Imitating President Obama, we now have a multitude of voices saying that Islamic terrorists are not really Islamic. And a chorus is arising—the same chorus we’ve heard on and off since 9/11—fearful that Americans will now persecute peace-loving Muslims in our midst.
That “boy-cried-wolf” scenario, if it had any validity at all, would have occurred in those days following 9/11, but it never has.
Our mainstream media, fearful of being attacked themselves, pull back from associating this latest atrocity with Islam. They still think there can be peaceful co-existence, if only we play nice.

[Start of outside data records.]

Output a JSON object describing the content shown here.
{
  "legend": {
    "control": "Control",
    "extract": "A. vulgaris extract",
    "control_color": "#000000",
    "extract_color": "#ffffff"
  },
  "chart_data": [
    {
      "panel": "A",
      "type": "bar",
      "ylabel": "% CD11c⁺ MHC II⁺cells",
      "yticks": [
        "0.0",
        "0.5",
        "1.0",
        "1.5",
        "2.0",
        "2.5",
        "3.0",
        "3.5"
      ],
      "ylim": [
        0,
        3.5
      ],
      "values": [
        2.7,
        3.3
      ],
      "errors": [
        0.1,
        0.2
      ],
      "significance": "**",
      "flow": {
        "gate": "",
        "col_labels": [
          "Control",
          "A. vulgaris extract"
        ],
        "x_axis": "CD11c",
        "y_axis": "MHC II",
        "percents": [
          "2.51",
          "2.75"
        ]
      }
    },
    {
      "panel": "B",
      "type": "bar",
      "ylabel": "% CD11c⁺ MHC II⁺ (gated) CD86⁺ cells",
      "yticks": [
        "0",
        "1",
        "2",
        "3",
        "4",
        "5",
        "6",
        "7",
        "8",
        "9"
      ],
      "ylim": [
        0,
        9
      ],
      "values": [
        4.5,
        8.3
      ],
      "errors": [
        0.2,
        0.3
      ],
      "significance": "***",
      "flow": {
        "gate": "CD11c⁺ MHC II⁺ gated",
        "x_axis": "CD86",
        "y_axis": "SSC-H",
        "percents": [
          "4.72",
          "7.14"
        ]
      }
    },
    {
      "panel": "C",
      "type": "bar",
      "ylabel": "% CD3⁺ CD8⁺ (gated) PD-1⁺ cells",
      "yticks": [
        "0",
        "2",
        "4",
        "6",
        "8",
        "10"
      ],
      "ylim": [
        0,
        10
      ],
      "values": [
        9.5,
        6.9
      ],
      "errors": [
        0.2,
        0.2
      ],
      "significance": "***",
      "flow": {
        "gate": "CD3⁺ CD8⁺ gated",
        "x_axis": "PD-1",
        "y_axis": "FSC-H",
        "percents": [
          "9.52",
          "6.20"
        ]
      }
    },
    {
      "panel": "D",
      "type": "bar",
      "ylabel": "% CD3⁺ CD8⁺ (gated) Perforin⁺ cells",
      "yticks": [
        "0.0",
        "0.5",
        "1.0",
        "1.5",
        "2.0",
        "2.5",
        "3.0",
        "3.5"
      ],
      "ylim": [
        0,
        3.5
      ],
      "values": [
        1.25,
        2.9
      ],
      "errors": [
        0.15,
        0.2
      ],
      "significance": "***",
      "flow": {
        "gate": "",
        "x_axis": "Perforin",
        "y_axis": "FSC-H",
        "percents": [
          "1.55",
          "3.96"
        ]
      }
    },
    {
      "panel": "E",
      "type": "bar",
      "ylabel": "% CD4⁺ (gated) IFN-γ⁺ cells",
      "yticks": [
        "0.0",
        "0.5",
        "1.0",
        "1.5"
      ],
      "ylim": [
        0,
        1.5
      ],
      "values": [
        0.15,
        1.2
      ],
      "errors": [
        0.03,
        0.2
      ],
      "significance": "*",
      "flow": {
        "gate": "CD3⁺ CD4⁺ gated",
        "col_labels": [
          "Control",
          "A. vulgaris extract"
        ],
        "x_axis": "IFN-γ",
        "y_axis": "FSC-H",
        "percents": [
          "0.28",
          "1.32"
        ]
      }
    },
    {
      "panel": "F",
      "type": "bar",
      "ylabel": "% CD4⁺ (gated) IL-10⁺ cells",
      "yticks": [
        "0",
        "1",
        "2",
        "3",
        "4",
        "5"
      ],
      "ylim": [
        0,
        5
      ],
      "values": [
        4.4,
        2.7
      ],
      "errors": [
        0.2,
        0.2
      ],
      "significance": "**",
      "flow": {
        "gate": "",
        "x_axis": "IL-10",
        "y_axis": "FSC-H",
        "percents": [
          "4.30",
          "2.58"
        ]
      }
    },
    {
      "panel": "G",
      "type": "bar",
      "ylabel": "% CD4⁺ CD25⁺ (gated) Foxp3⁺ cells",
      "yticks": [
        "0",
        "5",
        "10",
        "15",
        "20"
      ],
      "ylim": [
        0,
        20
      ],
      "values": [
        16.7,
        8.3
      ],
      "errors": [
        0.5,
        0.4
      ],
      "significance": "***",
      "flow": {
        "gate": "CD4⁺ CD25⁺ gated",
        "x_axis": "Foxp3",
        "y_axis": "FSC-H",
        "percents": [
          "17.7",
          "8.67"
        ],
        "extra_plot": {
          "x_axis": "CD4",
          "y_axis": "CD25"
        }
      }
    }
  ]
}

Listening to all this vacuous thinking reminded me of a quote from Whittaker Chambers in his book Witness. Reflecting on his world in 1925—a world unaware of the Communist threat it faced—he penned these words that could equally apply today in our time of peril:
The dying world of 1925 was without faith, hope, character, understanding of its malady or will to overcome it. It was dying but it laughed. And this laughter was not the defiance of a vigor that refuses to know when it is whipped. It was the loss, by the mind of a whole civilization, of the power to distinguish between reality and unreality, because, ultimately, though I did not know it, it had lost the power to distinguish between good and evil.… The dying world had no answer at all to the crisis of the 20th century, and, when it was mentioned, and every moral voice in the Western world was shrilling crisis, it cocked an ear of complacent deafness and smiled a smile of blank senility—throughout history, the smile of those for whom the executioner waits.
Scary words to me. Scary because they ring so true in the 21st century also. What has happened to Western culture? It has lost its Christian underpinnings. Keen analysis is rare due to our rejection of truth. We are dying, but we laugh. We have lost the power to distinguish reality from unreality because we have lost clear concepts of good and evil that come from the Biblical worldview.
Our elites, whether in government, the media, or academia, have no answers. We are in a crisis that they refuse to acknowledge. The few—the Christian few, and others who retain the Christian framework in their thinking—point to the crisis, but complacent deafness and the smile of blank senility is the only response. Our executioner awaits, if we don’t return to our roots.